Physics Asked by 2330nb111 on March 22, 2021
is there a way to have two space clocks synchronized? and if the answer is yes, if it travels towards me in a uniform rectilinear way (and from its perspective I will do the same) what will our clocks mark when we meet if the time dilation is symmetrical?
There's no sense to "the time dilation is symmetrical". The time dilation is relative. If the clocks agree at the meeting point that's the best you can do. Whether they agree when they are apart is motion dependent and since all motion is relative there is no fact-of-the-matter about the synchrony of distant clocks, even if they are not moving relative to one another. If they are not moving relative to one another, then they can be synchronized by assuming the light signal velocity is the same in both directions. But that synchrony only applies at rest their frame.
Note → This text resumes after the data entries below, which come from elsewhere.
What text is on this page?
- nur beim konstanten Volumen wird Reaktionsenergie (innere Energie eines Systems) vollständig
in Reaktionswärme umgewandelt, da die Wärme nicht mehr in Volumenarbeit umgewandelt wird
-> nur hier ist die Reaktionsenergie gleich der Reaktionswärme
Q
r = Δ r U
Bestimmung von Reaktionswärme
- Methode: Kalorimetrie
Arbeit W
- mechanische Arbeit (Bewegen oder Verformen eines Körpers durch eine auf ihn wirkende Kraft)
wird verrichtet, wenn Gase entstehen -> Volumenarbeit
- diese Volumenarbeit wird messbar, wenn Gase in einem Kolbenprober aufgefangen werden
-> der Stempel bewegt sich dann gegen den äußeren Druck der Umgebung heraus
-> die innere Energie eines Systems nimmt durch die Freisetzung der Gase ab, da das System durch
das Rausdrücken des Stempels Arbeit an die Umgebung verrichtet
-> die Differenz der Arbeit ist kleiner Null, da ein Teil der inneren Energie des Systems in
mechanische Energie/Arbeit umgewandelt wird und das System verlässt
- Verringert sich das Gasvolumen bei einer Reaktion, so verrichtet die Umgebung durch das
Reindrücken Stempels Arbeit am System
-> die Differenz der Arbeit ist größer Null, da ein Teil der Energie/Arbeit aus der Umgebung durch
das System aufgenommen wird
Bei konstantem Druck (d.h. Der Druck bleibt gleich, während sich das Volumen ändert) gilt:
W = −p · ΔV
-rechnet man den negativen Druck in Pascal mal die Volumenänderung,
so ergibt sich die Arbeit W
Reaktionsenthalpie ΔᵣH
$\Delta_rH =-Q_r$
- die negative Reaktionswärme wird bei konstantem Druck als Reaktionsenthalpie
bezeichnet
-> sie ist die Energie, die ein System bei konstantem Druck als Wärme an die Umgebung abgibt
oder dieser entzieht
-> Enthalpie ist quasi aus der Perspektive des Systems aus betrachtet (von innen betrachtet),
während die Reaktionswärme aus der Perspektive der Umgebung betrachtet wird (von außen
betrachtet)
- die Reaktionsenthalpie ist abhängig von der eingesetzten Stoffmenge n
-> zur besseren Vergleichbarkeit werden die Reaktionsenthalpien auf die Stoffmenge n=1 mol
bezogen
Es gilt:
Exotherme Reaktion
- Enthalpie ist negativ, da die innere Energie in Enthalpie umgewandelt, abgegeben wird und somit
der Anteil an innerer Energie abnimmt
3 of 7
And there is no direct measurement that can show the speed of light is the same in both direction, as explained in https://en.wikipedia.org/wiki/One-way_speed_of_light
But it is also shown that no experiment will contradict an assumption that the speed of light is isotropic. The Michelson-Morely experiment already shows that the two-way speed of light is isotropic. The abberation of starlight shows that the one way speed doesn't vary with the speed of the source or the speed of the Earth thru the aether. So the only other reasonable theory is that the emitted, outbound speed is different from the returning speed. But that would be contradicted by the use of radar repeaters. So while it is possible in any particular of measurement of light speed that the one-way speeds are different; there isn't any coherent theory of what this difference would be, nor any reason to assume it's not zero.